Cosimo dibujó un arco con la maza, con todas sus fuerzas, y el cerrojo saltó hecho pedazos por el impacto del golpe. Justo al otro lado había una antorcha en un soporte. Niccoli extrajo de su bolsillo un pequeño trozo de pedernal y un eslabón que guardaba en una caja de ébano. Chascando el eslabón contra el pedernal, consiguió hacer chispa para prender una astilla. Acercó a la llamita la antorcha empapada en aceite y ésta prendió de inmediato.

Muchas de las estanterías de la biblioteca estaban ya vacías. Cosimo acudió a toda prisa a la sala contigua. El suelo en toda su extensión estaba cubierto de cajones de embalar, algunos formando torres de tres pisos. Esa misma noche el abad había empezado a guardar algunos de los ejemplares más valiosos del monasterio para almacenarlos en un laberinto de catacumbas horadadas bajo el suelo del edificio. Prácticamente todas las cajas estaban atadas con cordel, y algunas de ellas selladas con alambre y con una sustancia densa de color amarillento. Junto a las cajas había un par de canastas. Una de ellas estaba llena de copas, fuentes y varios objetos de plata; la otra contenía un montón de iconos religiosos, cuadros pintados en tablas de madera, crucifijos de oro y de plata, cálices e incensarios con cadenas que todavía emanaban intensos perfumes.

Cosimo levantó la tapa de la caja más próxima y sacó con sumo cuidado los documentos más fáciles de coger. Abrió una cubierta polvorienta, sopló sobre la página inicial y leyó las palabras escritas en griego. Se trataba de un manual para diseñadores de acueductos, escrito por un tal Umenicles.
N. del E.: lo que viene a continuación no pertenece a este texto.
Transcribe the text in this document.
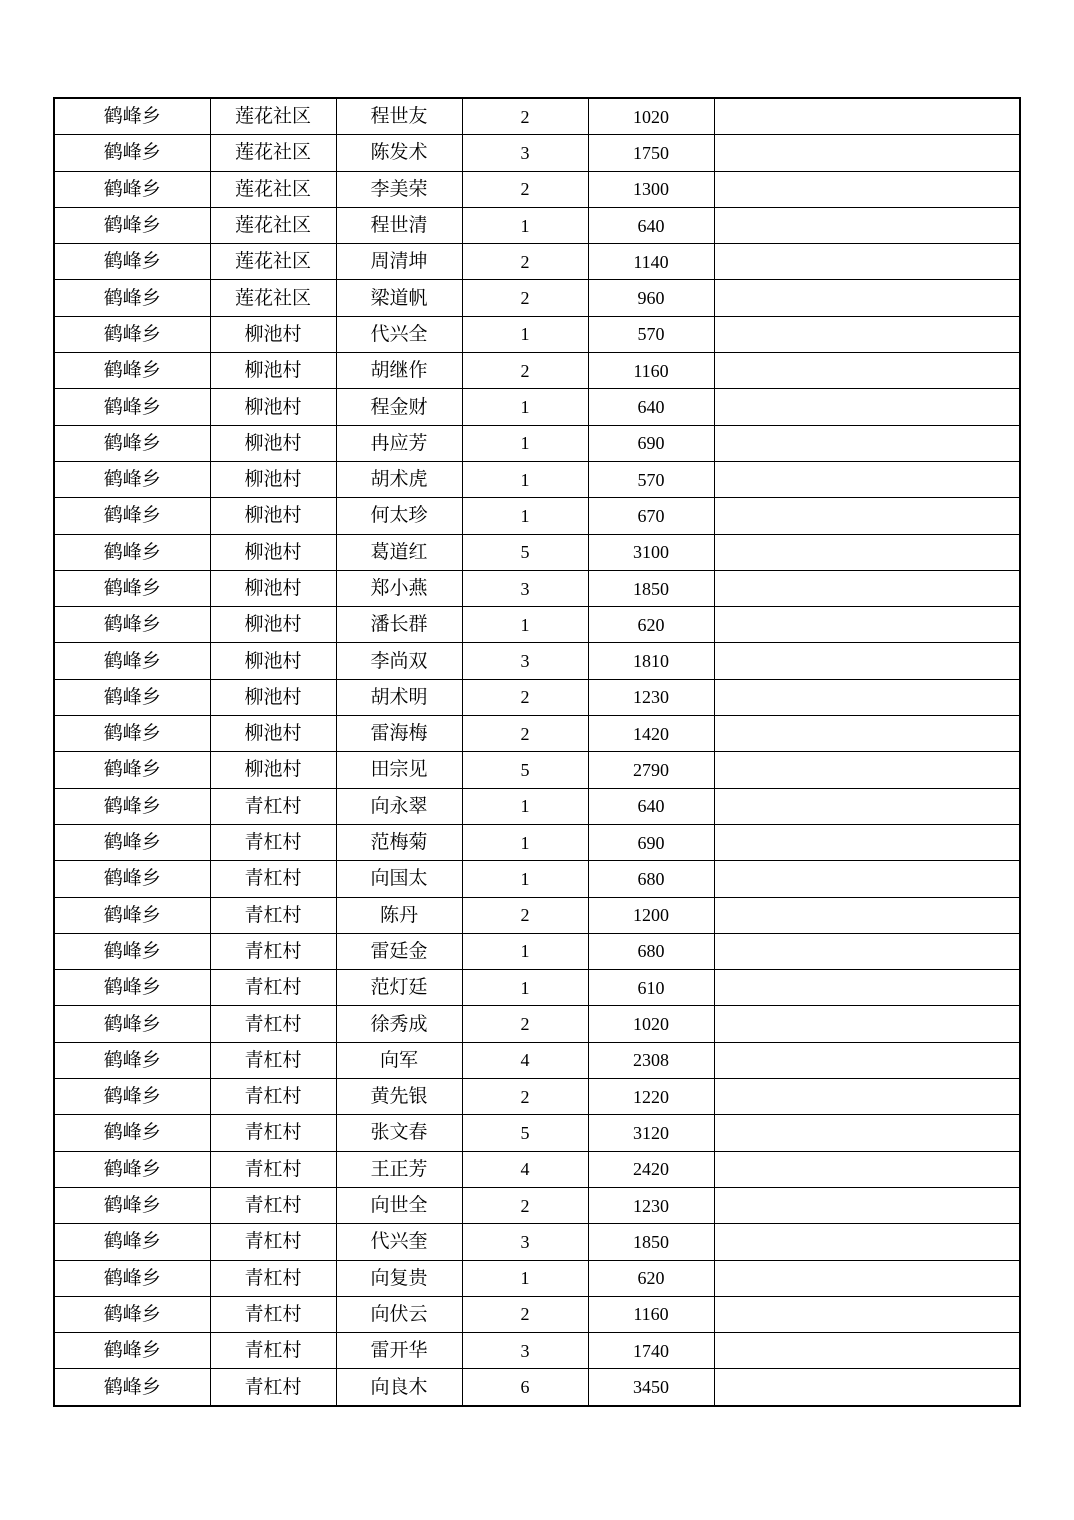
鹤峰乡	莲花社区	程世友	2	1020	
鹤峰乡	莲花社区	陈发术	3	1750	
鹤峰乡	莲花社区	李美荣	2	1300	
鹤峰乡	莲花社区	程世清	1	640	
鹤峰乡	莲花社区	周清坤	2	1140	
鹤峰乡	莲花社区	梁道帆	2	960	
鹤峰乡	柳池村	代兴全	1	570	
鹤峰乡	柳池村	胡继作	2	1160	
鹤峰乡	柳池村	程金财	1	640	
鹤峰乡	柳池村	冉应芳	1	690	
鹤峰乡	柳池村	胡术虎	1	570	
鹤峰乡	柳池村	何太珍	1	670	
鹤峰乡	柳池村	葛道红	5	3100	
鹤峰乡	柳池村	郑小燕	3	1850	
鹤峰乡	柳池村	潘长群	1	620	
鹤峰乡	柳池村	李尚双	3	1810	
鹤峰乡	柳池村	胡术明	2	1230	
鹤峰乡	柳池村	雷海梅	2	1420	
鹤峰乡	柳池村	田宗见	5	2790	
鹤峰乡	青杠村	向永翠	1	640	
鹤峰乡	青杠村	范梅菊	1	690	
鹤峰乡	青杠村	向国太	1	680	
鹤峰乡	青杠村	陈丹	2	1200	
鹤峰乡	青杠村	雷廷金	1	680	
鹤峰乡	青杠村	范灯廷	1	610	
鹤峰乡	青杠村	徐秀成	2	1020	
鹤峰乡	青杠村	向军	4	2308	
鹤峰乡	青杠村	黄先银	2	1220	
鹤峰乡	青杠村	张文春	5	3120	
鹤峰乡	青杠村	王正芳	4	2420	
鹤峰乡	青杠村	向世全	2	1230	
鹤峰乡	青杠村	代兴奎	3	1850	
鹤峰乡	青杠村	向复贵	1	620	
鹤峰乡	青杠村	向伏云	2	1160	
鹤峰乡	青杠村	雷开华	3	1740	
鹤峰乡	青杠村	向良木	6	3450	
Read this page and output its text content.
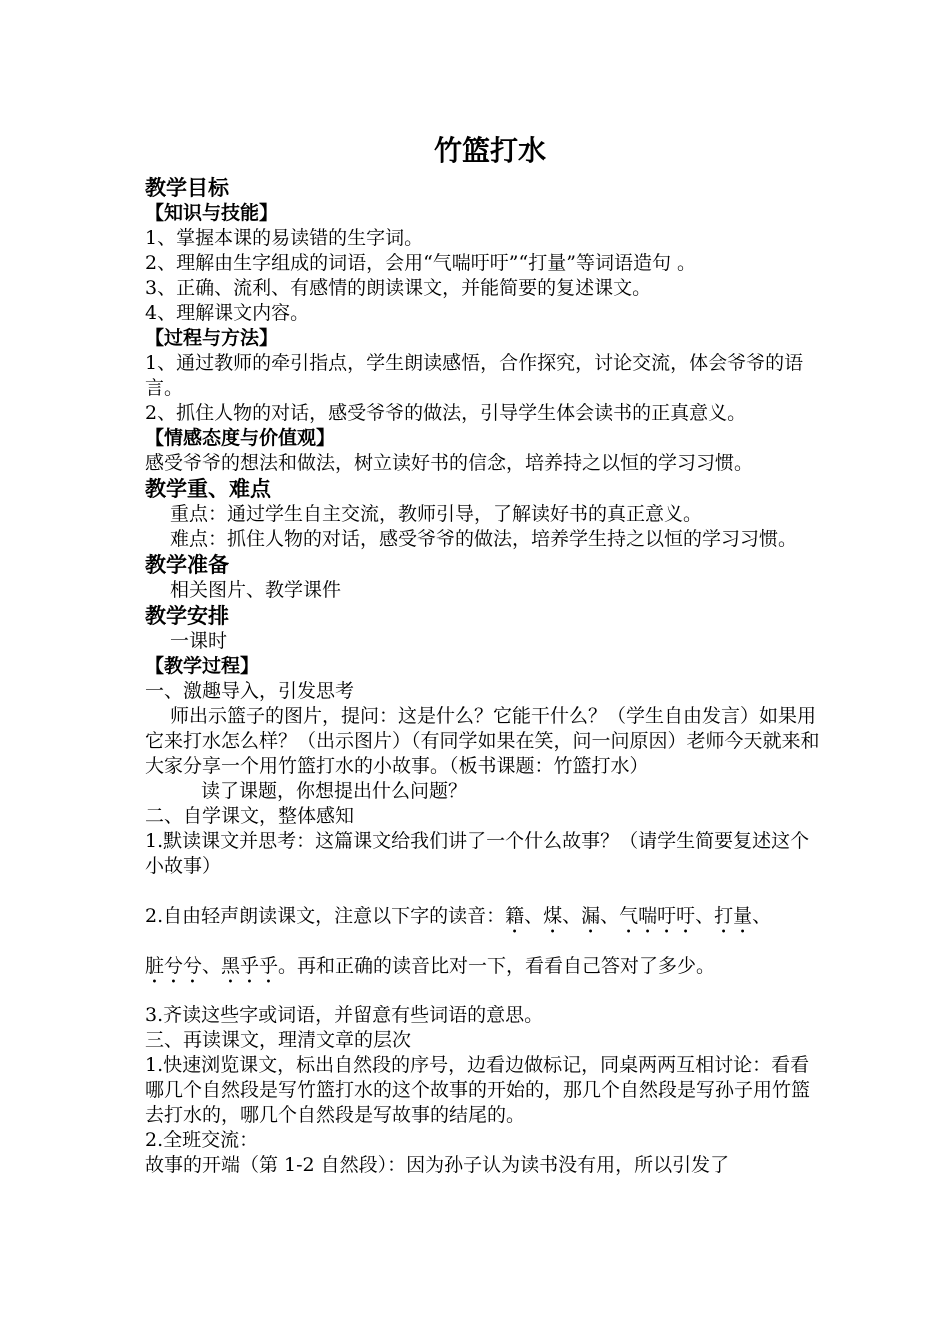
竹篮打水
教学目标
【知识与技能】
1、掌握本课的易读错的生字词。
2、理解由生字组成的词语，会用“气喘吁吁”“打量”等词语造句 。
3、正确、流利、有感情的朗读课文，并能简要的复述课文。
4、理解课文内容。
【过程与方法】
1、通过教师的牵引指点，学生朗读感悟，合作探究，讨论交流，体会爷爷的语言。
2、抓住人物的对话，感受爷爷的做法，引导学生体会读书的正真意义。
【情感态度与价值观】
感受爷爷的想法和做法，树立读好书的信念，培养持之以恒的学习习惯。
教学重、难点
重点：通过学生自主交流，教师引导，了解读好书的真正意义。
难点：抓住人物的对话，感受爷爷的做法，培养学生持之以恒的学习习惯。
教学准备
相关图片、教学课件
教学安排
一课时
【教学过程】
一、激趣导入，引发思考
师出示篮子的图片，提问：这是什么？它能干什么？（学生自由发言）如果用它来打水怎么样？（出示图片）（有同学如果在笑，问一问原因）老师今天就来和大家分享一个用竹篮打水的小故事。（板书课题：竹篮打水）
读了课题，你想提出什么问题？
二、自学课文，整体感知
1.默读课文并思考：这篇课文给我们讲了一个什么故事？（请学生简要复述这个小故事）
2.自由轻声朗读课文，注意以下字的读音：籍、煤、漏、气喘吁吁、打量、
脏兮兮、黑乎乎。再和正确的读音比对一下，看看自己答对了多少。
3.齐读这些字或词语，并留意有些词语的意思。
三、再读课文，理清文章的层次
1.快速浏览课文，标出自然段的序号，边看边做标记，同桌两两互相讨论：看看哪几个自然段是写竹篮打水的这个故事的开始的，那几个自然段是写孙子用竹篮去打水的，哪几个自然段是写故事的结尾的。
2.全班交流：
故事的开端（第 1-2 自然段）：因为孙子认为读书没有用，所以引发了
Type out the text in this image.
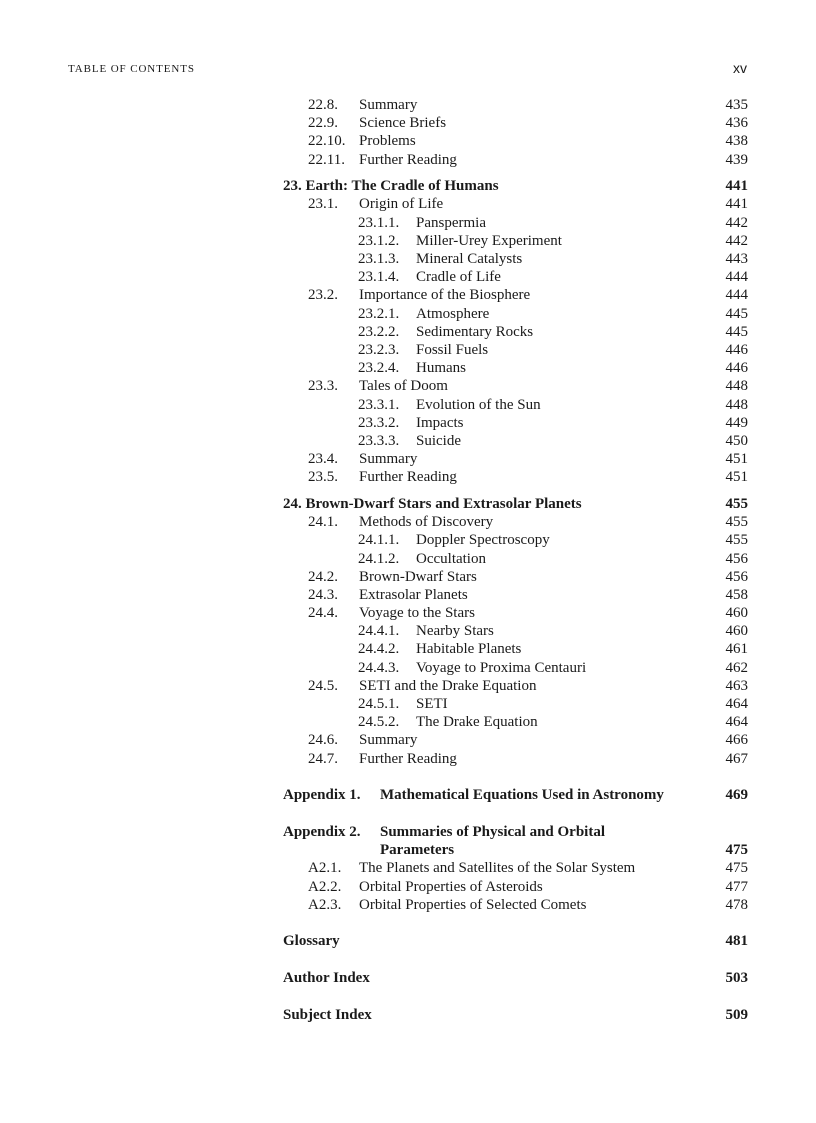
TABLE OF CONTENTS	xv
22.8. Summary	435
22.9. Science Briefs	436
22.10. Problems	438
22.11. Further Reading	439
23. Earth: The Cradle of Humans	441
23.1. Origin of Life	441
23.1.1. Panspermia	442
23.1.2. Miller-Urey Experiment	442
23.1.3. Mineral Catalysts	443
23.1.4. Cradle of Life	444
23.2. Importance of the Biosphere	444
23.2.1. Atmosphere	445
23.2.2. Sedimentary Rocks	445
23.2.3. Fossil Fuels	446
23.2.4. Humans	446
23.3. Tales of Doom	448
23.3.1. Evolution of the Sun	448
23.3.2. Impacts	449
23.3.3. Suicide	450
23.4. Summary	451
23.5. Further Reading	451
24. Brown-Dwarf Stars and Extrasolar Planets	455
24.1. Methods of Discovery	455
24.1.1. Doppler Spectroscopy	455
24.1.2. Occultation	456
24.2. Brown-Dwarf Stars	456
24.3. Extrasolar Planets	458
24.4. Voyage to the Stars	460
24.4.1. Nearby Stars	460
24.4.2. Habitable Planets	461
24.4.3. Voyage to Proxima Centauri	462
24.5. SETI and the Drake Equation	463
24.5.1. SETI	464
24.5.2. The Drake Equation	464
24.6. Summary	466
24.7. Further Reading	467
Appendix 1. Mathematical Equations Used in Astronomy	469
Appendix 2. Summaries of Physical and Orbital
Parameters	475
A2.1. The Planets and Satellites of the Solar System	475
A2.2. Orbital Properties of Asteroids	477
A2.3. Orbital Properties of Selected Comets	478
Glossary	481
Author Index	503
Subject Index	509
Luego, sostuvo entre los dedos un pergamino ajado que parecía cubierto de marcas de quemadura de color ámbar.

—Esto está escrito de puño y letra del mismísimo Herodoto —dijo, apenas capaz de creer lo que veían sus ojos. El siguiente volumen contenía páginas de diagramas geométricos y fórmulas matemáticas. Era la obra de un discípulo griego de Euclides.

—Se me parte el corazón al contemplar estas maravillas —dijo Contessina suspirando—. ¿Qué podemos hacer?

—Propongo que nos apresuremos —murmuró Niccoli.

Pero Cosimo estaba en otro planeta. Se sentía hastiado y eufórico al mismo tiempo. Casi era demasiado, no podía entenderlo.

—¿Qué podemos hacer? —dijo finalmente.

—No mucho, me temo.

—Niccolò, no podemos dejar aquí estos libros; ¿cómo podemos plantearnos otra cosa?

Contessina se acuclilló y colocó dulcemente su mano en el hombro de Cosimo. Pero era demasiado tarde. Los saqueadores estaban ya en camino. Sus voces resonaban por el pasillo.

—¡Deprisa! —dijo Contessina entre dientes, y agarró a Cosimo.

—¡Debemos salvar todo lo que podamos!